Another step in helping to repopulate the campus includes monitoring sewage output at various strategic locations on campus. Research has shown that the SARS-CoV-2 virus can be detected in sewage three to five days before it shows up in regular testing. By monitoring sewage and testing housing blocks, campus experts can take action to get ahead of an outbreak.

UC San Diego has upgraded the majority of campus HVAC systems in labs, research buildings, classrooms and lecture halls to MERV 14 or higher filters and adjusted ventilation settings in all occupied buildings to maximize air changes and fresh air within all spaces. This includes increased fan speeds and disinfection of cooling coils, condensate drains and other items to ensure fresh air intakes are as clean as possible.
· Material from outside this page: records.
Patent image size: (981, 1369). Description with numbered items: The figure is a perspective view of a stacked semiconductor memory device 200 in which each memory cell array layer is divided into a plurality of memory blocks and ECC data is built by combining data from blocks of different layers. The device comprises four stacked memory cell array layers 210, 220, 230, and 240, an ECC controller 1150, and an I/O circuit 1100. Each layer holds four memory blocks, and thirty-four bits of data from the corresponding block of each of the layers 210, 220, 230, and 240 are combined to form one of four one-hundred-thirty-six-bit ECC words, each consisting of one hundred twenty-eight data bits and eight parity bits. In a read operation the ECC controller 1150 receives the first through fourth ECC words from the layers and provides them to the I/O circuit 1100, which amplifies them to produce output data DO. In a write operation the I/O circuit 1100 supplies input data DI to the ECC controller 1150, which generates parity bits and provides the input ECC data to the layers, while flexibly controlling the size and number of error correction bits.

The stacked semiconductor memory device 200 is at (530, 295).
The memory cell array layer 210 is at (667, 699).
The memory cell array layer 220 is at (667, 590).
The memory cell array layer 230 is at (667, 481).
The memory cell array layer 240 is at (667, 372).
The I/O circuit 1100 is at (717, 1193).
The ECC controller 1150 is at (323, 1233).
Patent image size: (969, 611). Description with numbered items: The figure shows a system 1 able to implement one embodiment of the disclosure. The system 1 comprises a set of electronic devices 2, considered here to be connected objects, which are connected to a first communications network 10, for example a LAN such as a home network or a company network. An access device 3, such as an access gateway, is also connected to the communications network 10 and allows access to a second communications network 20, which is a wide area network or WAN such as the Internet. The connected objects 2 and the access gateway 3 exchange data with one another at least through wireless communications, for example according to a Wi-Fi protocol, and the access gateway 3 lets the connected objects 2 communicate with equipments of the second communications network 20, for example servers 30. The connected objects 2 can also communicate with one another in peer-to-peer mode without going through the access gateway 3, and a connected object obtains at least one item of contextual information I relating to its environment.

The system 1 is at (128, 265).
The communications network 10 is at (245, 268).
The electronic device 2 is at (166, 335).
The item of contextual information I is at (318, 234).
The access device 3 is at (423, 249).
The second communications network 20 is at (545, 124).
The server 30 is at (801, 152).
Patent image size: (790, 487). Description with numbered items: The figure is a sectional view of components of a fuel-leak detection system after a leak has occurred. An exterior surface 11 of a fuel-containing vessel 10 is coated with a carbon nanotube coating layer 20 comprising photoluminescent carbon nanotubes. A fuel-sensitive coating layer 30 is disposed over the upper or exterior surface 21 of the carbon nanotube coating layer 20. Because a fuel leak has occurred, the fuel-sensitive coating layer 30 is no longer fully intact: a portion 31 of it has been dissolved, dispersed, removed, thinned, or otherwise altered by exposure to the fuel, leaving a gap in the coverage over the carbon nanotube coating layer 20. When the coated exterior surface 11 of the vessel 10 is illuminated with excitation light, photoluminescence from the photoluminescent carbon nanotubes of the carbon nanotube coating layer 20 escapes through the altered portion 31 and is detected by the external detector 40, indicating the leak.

Information about COVID-19 testing and prevalence in the UC San Diego community is updated weekly on the SARS-CoV-2 Testing Dashboard. These numbers are based on tests conducted by UC San Diego Health and UC San Diego Student Health Services.

Return to campus

Undergraduate move-in will be staggered over a 10-day period from Sept. 19-28. During move-in, students will be required to take a COVID-19 test at no cost to them upon arrival to campus as part of the move-in process. Students will not have access to residential units until they have been tested. The goal of testing is to identify and isolate any asymptomatic individuals who could unintentionally spread the virus. All students who reside on campus will be expected to participate in daily symptom and exposure screening. All undergraduate residential common areas will be cleaned using a cleaning system that pairs an electrostatic sprayer with disinfectants and sanitizers.

maintain physical distancing in all areas and limit one person per elevator illustration.
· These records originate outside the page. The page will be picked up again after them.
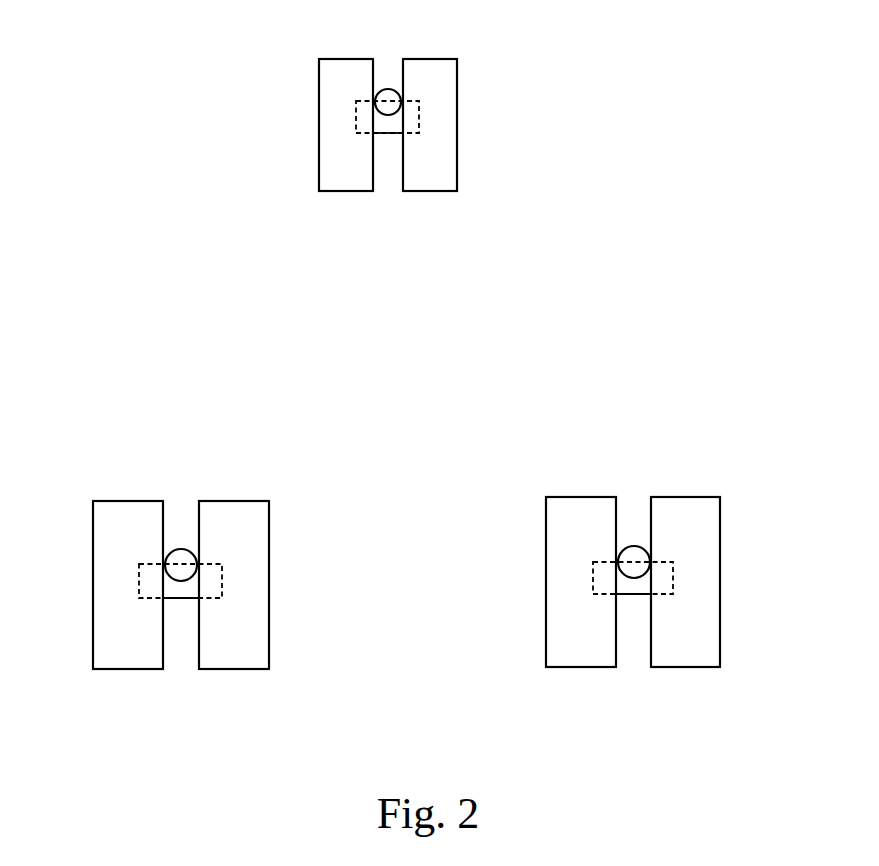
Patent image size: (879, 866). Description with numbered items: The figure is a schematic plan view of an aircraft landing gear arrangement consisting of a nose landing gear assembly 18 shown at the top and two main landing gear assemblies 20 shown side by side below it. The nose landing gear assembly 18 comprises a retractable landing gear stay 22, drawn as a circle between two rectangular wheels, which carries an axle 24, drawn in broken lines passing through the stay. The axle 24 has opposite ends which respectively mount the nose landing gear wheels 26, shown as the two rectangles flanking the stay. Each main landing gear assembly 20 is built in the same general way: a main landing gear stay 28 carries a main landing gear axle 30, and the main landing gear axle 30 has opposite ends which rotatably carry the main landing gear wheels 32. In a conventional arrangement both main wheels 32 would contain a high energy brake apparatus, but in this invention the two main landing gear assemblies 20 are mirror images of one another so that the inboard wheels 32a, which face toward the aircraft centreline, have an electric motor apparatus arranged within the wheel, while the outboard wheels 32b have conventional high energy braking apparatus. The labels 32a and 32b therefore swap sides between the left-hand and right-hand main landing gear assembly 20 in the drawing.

The nose landing gear assembly 18 is at (410, 121).
The main landing gear assembly 20 is at (417, 549).
The retractable landing gear stay 22 is at (388, 89).
The axle 24 is at (388, 133).
The nose landing gear wheels 26 is at (319, 126).
The main landing gear stay 28 is at (181, 549).
The main landing gear axle 30 is at (181, 598).
The main landing gear wheels 32 is at (417, 584).
The inboard wheels 32a is at (255, 501).
The outboard wheels 32b is at (110, 501).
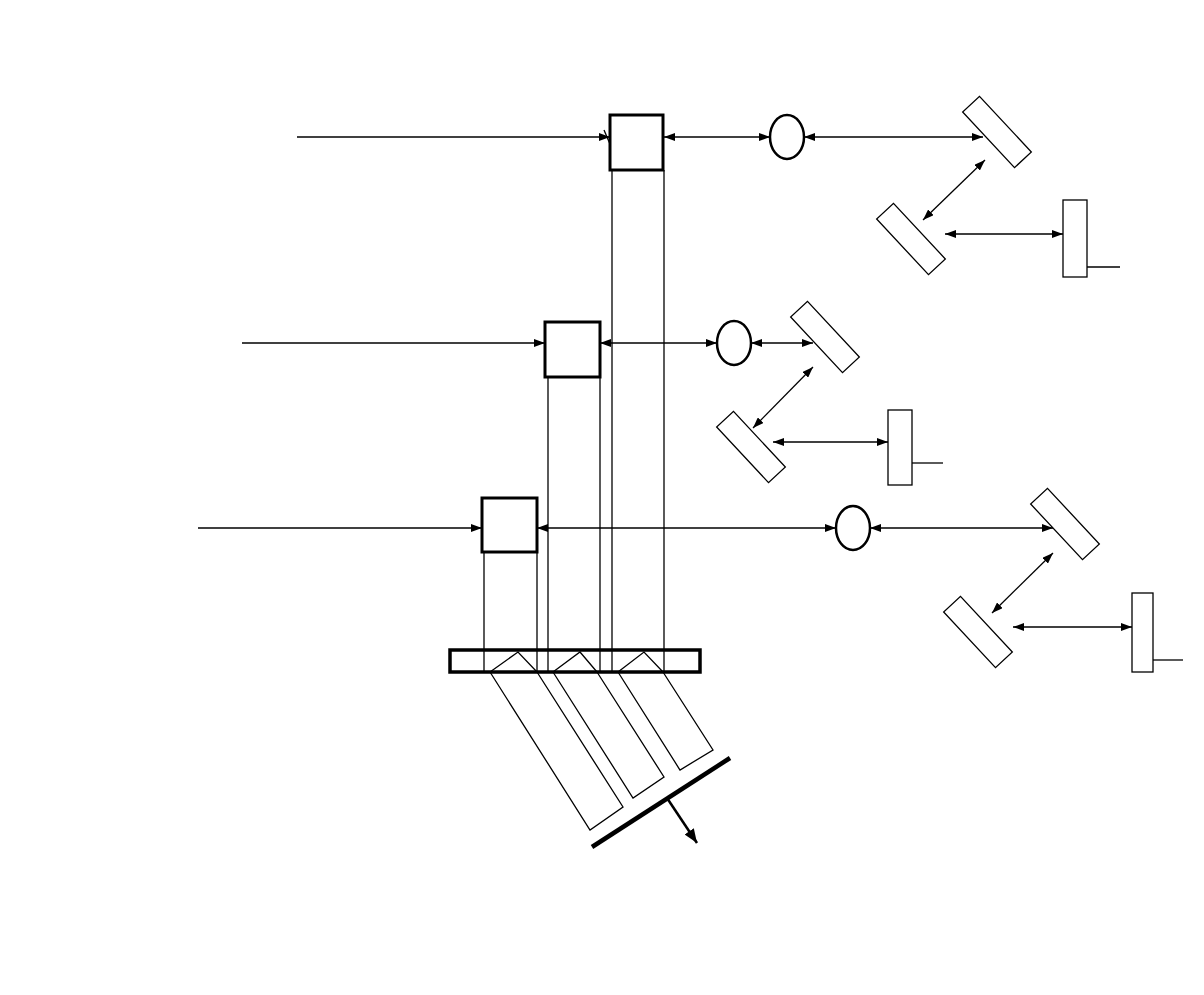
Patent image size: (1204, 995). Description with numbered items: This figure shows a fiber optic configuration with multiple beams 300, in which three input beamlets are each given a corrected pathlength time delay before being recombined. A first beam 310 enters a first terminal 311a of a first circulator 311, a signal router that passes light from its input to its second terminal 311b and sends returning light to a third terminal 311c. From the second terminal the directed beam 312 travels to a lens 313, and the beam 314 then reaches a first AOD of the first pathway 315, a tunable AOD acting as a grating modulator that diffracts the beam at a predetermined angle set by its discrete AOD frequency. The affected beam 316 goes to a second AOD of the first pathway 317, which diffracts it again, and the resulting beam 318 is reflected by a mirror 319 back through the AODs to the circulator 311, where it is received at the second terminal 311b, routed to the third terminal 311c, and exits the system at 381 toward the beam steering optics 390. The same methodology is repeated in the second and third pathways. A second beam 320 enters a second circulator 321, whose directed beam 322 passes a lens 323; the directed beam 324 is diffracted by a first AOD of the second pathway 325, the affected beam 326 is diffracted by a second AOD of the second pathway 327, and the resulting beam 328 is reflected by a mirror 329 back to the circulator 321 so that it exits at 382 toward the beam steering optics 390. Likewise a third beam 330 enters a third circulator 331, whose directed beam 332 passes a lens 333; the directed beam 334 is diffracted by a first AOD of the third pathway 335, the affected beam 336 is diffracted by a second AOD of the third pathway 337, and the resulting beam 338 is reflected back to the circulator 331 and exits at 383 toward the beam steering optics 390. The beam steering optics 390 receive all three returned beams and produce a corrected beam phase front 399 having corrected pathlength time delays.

The fiber optic configuration with multiple beams 300 is at (1188, 50).
The first beam 310 is at (327, 139).
The first circulator 311 is at (630, 113).
The first terminal 311a is at (610, 120).
The second terminal 311b is at (665, 148).
The third terminal 311c is at (638, 170).
The directed beam 312 is at (716, 137).
The lens 313 is at (768, 125).
The beam 314 is at (868, 137).
The first AOD of the first pathway 315 is at (1007, 125).
The affected beam 316 is at (957, 192).
The second AOD of the first pathway 317 is at (890, 223).
The resulting beam 318 is at (1020, 237).
The mirror 319 is at (1121, 238).
The second beam 320 is at (272, 345).
The second circulator 321 is at (547, 318).
The directed beam 322 is at (697, 343).
The lens 323 is at (730, 325).
The directed beam 324 is at (782, 342).
The first AOD of the second pathway 325 is at (827, 322).
The affected beam 326 is at (785, 399).
The second AOD of the second pathway 327 is at (740, 455).
The resulting beam 328 is at (845, 443).
The phase actuator 329 is at (946, 447).
The third beam 330 is at (395, 530).
The third circulator 331 is at (498, 497).
The directed beam 332 is at (708, 528).
The lens 333 is at (857, 552).
The directed beam 334 is at (945, 528).
The first AOD of the third pathway 335 is at (1078, 518).
The beam path 336 is at (1025, 583).
The second AOD of the third pathway 337 is at (957, 627).
The resulting beam 338 is at (1087, 628).
The system exit 381 is at (622, 223).
The system exit 382 is at (555, 428).
The system exit 383 is at (515, 627).
The beam steering optics 390 is at (460, 673).
The corrected beam phase front 399 is at (688, 847).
In the event a student living in on-campus housing tests positive for COVID-19 at any time during the academic year, they will be moved to designated on-campus isolation housing, where Student Health and Well-being Services will provide care and ensure basic needs such as food delivery are met. Graduate students may choose to isolate themselves in their apartments with their families.
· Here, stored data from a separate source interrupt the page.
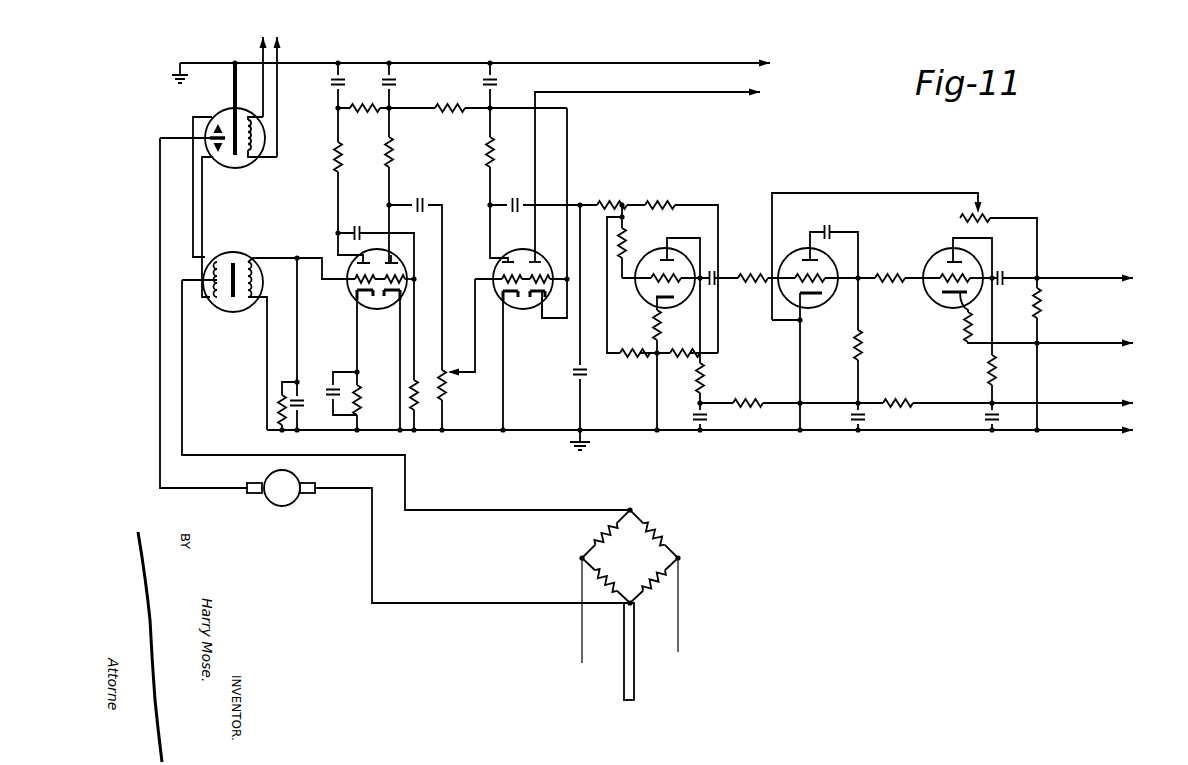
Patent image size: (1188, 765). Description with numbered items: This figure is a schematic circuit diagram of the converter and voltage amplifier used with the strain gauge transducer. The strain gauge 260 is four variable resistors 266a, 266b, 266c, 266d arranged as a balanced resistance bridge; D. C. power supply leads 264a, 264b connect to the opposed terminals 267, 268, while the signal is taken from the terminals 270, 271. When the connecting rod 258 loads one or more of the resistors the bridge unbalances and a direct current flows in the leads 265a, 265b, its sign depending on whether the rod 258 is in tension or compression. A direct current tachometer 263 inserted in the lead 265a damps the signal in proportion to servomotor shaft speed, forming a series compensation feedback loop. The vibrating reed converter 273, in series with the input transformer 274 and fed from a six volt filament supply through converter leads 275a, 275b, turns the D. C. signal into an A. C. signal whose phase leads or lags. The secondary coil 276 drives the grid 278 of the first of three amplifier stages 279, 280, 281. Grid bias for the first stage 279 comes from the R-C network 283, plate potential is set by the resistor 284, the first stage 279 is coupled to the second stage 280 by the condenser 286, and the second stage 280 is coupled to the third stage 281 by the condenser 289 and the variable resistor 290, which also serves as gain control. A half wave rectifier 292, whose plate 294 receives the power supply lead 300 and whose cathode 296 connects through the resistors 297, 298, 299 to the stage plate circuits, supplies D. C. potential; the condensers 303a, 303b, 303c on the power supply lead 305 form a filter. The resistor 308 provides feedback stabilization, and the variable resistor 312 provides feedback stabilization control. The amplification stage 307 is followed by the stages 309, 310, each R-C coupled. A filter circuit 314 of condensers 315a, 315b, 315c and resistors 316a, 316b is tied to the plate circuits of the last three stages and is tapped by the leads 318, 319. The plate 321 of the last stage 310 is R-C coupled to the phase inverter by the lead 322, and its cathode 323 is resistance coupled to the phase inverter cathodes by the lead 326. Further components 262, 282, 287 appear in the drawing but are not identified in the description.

The connecting rod 258 is at (623, 661).
The strain gauge 260 is at (639, 565).
The capacitor 262 is at (351, 326).
The direct current tachometer 263 is at (290, 501).
The D. C. power supply lead 264a is at (580, 645).
The D. C. power supply lead 264b is at (682, 646).
The lead 265a is at (153, 432).
The lead 265b is at (473, 512).
The variable resistor 266a is at (599, 538).
The variable resistor 266b is at (591, 582).
The variable resistor 266c is at (670, 588).
The variable resistor 266d is at (655, 518).
The terminal 267 is at (579, 559).
The terminal 268 is at (683, 556).
The terminal 270 is at (628, 606).
The terminal 271 is at (628, 509).
The vibrating reed converter 273 is at (228, 163).
The input transformer 274 is at (238, 308).
The converter lead 275a is at (260, 47).
The converter lead 275b is at (289, 56).
The secondary coil 276 is at (265, 257).
The grid 278 is at (348, 292).
The first amplifier stage 279 is at (352, 307).
The second amplifier stage 280 is at (376, 306).
The third amplifier stage 281 is at (490, 267).
The cathode 282 is at (352, 360).
The R-C network 283 is at (350, 384).
The resistor 284 is at (362, 112).
The condenser 286 is at (378, 210).
The resistor 287 is at (417, 424).
The condenser 289 is at (421, 199).
The variable resistor 290 is at (446, 387).
The half wave rectifier 292 is at (521, 303).
The plate 294 is at (534, 260).
The cathode 296 is at (536, 301).
The resistor 297 is at (445, 112).
The resistor 298 is at (337, 166).
The resistor 299 is at (397, 152).
The lead 300 is at (672, 92).
The condenser 303a is at (334, 83).
The condenser 303b is at (393, 83).
The condenser 303c is at (502, 83).
The power supply lead 305 is at (639, 60).
The amplification stage 307 is at (642, 254).
The resistor 308 is at (661, 202).
The amplification stage 309 is at (819, 313).
The last amplification stage 310 is at (959, 297).
The variable resistor 312 is at (990, 215).
The filter circuit 314 is at (902, 433).
The condenser 315a is at (712, 418).
The condenser 315b is at (851, 421).
The condenser 315c is at (984, 422).
The resistor 316a is at (740, 400).
The resistor 316b is at (906, 400).
The lead 318 is at (1100, 440).
The lead 319 is at (1103, 383).
The plate 321 is at (942, 261).
The lead 322 is at (1102, 268).
The cathode 323 is at (927, 300).
The lead 326 is at (1103, 323).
With the return of students for the fall term, some—but not all—student-facing staff may be asked to return to on-campus work. UC San Diego is taking an incremental approach to increasing the number of employees working on-site to provide space for proper physical distancing.

Academic instruction

Over 4,750 undergraduate and graduate lecture, lab and discussion course sections will be offered this fall. Class size is limited to fewer than 50 students per class, or 25% of classroom capacity, whichever is smaller; many in-person classes will have fewer than 25 students. All faculty and students are required to wear an approved face covering while in any UC San Diego building, and will therefore be wearing face coverings for the duration of each in-person class session. Classroom seating distances will be identified, providing appropriate physical spacing for the given room but not less than six feet around each seat. Over 20 outdoor spaces across campus have been identified as potentially suitable for outdoor instruction or student support services.

Flexible response

employees working remotely should continue to do so illustration.

UC San Diego will continue to make decisions based public health guidelines, including the recent guidance for higher education institutions from the State of California. In all decisions, the health and safety of students, faculty, staff and local communities will be paramount.

“UC San Diego is unique in the amount of space available on our campus; our expertise in prevention, viral monitoring and healthcare; and in our particularly bright and socially responsible scholarly community,” said Chancellor Khosla. “While we need to remain vigilant and flexible, we are committed to detecting potential outbreaks early and mitigating them as they occur.”